Find the brackets

  • funbi (11/17/2016)


    Luis Cazares (11/17/2016)


    funbi (11/17/2016)


    Laurie Dunn (11/17/2016)


    This would also work and keep the code simple...

    SELECT *

    FROM dbo.MyData

    WHERE Left(mychar,1)='[';

    Yeah I got

    select * from MyData where CHARINDEX('[',mychar,0) = 1

    which works fine, then looked at the options and realised today's lesson was about ESCAPE :hehe:

    Both of these queries are non SARGable, which would result in an index scan instead of an index seek.

    The table has 7 rows.

    Real world tables don't have 7 rows. A small row count is not a valid excuse for bad code.

    Luis C.
    General Disclaimer:
    Are you seriously taking the advice and code from someone from the internet without testing it? Do you at least understand it? Or can it easily kill your server?

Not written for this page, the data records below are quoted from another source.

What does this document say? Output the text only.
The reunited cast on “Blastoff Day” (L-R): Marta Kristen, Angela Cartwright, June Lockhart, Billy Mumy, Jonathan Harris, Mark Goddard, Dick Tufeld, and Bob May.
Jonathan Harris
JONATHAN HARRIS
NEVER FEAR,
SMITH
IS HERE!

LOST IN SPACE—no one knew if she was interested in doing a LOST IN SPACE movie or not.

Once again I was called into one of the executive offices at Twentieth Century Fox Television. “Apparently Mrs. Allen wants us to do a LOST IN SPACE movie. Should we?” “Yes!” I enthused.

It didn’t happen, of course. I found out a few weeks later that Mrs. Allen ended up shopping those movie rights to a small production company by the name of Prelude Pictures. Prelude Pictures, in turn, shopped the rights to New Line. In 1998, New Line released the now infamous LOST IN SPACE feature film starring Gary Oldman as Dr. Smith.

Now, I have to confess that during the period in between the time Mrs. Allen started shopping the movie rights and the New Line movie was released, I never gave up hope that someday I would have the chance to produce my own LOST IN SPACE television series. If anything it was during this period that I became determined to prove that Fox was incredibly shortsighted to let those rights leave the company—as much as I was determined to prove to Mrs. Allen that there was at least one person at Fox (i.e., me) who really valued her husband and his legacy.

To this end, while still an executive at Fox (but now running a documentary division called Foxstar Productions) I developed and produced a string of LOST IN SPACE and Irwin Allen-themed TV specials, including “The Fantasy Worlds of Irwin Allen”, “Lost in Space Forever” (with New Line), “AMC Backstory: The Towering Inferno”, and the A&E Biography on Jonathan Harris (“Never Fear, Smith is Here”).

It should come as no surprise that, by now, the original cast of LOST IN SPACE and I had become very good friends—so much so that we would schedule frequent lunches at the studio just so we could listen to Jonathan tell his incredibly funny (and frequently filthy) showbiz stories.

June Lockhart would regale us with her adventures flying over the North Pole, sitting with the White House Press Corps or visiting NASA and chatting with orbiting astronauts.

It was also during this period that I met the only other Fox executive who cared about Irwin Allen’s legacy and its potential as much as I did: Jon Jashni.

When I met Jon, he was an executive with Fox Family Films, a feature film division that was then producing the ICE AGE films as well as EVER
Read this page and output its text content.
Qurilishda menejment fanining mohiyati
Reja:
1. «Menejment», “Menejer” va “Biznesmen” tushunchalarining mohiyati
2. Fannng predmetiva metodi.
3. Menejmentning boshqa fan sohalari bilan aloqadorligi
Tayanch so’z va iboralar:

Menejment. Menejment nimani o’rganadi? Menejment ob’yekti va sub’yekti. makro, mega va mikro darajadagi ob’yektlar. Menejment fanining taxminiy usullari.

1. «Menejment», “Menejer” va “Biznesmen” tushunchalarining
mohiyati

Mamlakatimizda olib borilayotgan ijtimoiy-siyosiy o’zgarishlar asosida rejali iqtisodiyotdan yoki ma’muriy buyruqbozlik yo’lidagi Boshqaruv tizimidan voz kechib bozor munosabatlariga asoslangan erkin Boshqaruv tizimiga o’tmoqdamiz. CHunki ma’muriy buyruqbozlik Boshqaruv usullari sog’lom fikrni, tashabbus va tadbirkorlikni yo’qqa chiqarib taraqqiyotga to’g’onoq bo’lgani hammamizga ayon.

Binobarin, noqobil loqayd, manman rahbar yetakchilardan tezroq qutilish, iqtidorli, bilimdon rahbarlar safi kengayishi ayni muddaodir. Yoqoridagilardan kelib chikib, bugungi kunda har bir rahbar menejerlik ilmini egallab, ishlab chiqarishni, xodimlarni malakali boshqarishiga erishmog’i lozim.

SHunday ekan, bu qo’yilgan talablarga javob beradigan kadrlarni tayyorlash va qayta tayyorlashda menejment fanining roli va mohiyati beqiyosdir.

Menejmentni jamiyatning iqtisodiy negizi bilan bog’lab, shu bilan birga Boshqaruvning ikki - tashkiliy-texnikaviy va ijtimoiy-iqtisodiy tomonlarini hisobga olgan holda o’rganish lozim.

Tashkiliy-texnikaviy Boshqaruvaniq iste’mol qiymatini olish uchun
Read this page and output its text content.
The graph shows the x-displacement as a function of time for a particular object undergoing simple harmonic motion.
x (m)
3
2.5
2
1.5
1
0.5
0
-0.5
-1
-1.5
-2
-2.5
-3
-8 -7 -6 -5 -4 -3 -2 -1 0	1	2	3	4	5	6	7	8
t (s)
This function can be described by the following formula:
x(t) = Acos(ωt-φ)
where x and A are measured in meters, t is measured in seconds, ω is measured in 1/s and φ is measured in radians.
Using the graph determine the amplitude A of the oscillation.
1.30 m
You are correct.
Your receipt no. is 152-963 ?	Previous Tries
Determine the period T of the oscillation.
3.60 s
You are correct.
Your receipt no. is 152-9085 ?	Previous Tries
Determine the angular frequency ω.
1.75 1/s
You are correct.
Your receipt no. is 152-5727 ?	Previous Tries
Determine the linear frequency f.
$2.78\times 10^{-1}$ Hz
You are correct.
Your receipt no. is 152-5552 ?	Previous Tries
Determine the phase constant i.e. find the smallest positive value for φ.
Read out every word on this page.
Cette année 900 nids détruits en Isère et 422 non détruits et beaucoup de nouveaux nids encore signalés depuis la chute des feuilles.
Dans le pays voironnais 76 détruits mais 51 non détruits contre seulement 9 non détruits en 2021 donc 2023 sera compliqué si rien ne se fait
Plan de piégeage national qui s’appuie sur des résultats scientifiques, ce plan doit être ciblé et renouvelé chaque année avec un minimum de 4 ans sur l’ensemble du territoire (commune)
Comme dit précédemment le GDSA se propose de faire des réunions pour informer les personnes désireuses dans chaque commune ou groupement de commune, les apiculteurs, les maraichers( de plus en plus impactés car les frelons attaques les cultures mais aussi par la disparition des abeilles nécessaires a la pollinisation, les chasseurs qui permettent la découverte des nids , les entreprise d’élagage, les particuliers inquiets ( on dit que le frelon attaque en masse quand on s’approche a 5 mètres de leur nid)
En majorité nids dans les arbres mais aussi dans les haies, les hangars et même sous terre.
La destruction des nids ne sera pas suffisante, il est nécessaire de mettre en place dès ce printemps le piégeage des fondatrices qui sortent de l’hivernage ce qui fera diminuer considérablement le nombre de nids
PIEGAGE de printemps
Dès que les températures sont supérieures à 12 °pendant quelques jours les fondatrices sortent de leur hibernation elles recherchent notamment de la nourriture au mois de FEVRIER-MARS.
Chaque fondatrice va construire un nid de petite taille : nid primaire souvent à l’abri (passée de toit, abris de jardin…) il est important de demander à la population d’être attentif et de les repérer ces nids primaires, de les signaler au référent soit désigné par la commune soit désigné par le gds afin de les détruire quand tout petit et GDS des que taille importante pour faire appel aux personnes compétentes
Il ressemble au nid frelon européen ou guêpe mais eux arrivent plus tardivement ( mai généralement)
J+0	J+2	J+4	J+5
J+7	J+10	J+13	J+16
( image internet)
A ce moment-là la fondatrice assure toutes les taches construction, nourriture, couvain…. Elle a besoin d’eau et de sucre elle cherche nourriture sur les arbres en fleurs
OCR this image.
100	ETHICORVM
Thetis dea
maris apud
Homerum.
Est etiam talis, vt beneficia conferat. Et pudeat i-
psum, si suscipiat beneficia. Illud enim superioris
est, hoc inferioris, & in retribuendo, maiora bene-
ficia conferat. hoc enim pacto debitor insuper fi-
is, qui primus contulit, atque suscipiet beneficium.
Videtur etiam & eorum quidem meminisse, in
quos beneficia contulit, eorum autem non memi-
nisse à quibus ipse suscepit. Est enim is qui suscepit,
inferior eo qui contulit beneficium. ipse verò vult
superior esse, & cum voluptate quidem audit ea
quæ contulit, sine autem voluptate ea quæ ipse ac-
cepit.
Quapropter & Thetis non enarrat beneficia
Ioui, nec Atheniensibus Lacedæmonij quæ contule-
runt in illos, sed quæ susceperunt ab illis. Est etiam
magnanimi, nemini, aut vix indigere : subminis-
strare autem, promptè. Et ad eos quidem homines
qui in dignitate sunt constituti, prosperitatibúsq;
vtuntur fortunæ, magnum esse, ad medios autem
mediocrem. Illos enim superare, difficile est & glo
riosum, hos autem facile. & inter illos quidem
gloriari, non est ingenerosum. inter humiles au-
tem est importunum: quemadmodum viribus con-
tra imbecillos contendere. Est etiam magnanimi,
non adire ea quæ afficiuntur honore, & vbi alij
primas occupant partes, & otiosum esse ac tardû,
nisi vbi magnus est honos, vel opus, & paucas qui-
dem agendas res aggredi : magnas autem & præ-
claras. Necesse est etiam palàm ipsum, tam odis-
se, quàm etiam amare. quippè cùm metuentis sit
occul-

    How to post data/code on a forum to get the best help: Option 1 / Option 2
  • Luis Cazares (11/17/2016)


    funbi (11/17/2016)


    The table has 7 rows.

    Real world tables don't have 7 rows. A small row count is not a valid excuse for bad code.

    It's only bad code if there are a lot more than 7 rows 😛

  • funbi (11/17/2016)


    Luis Cazares (11/17/2016)


    funbi (11/17/2016)


    The table has 7 rows.

    Real world tables don't have 7 rows. A small row count is not a valid excuse for bad code.

    It's only bad code if there are a lot more than 7 rows 😛

    Totally incorrect. The number of rows in a table doesn't dictate how often your code will be used nor who will copy it for something else. Besides, regardless of row count, why would you write any bad code when you know (or should know) the correct way to write it? Take the opportunity to lead by good example instead of making excuses for bad code.

    --Jeff Moden


    RBAR is pronounced "ree-bar" and is a "Modenism" for Row-By-Agonizing-Row.
    First step towards the paradigm shift of writing Set Based code:
    ________Stop thinking about what you want to do to a ROW... think, instead, of what you want to do to a COLUMN.

    Change is inevitable... Change for the better is not.


    Helpful Links:
    How to post code problems
    How to Post Performance Problems
    Create a Tally Function (fnTally)

  • Stewart "Arturius" Campbell (11/17/2016)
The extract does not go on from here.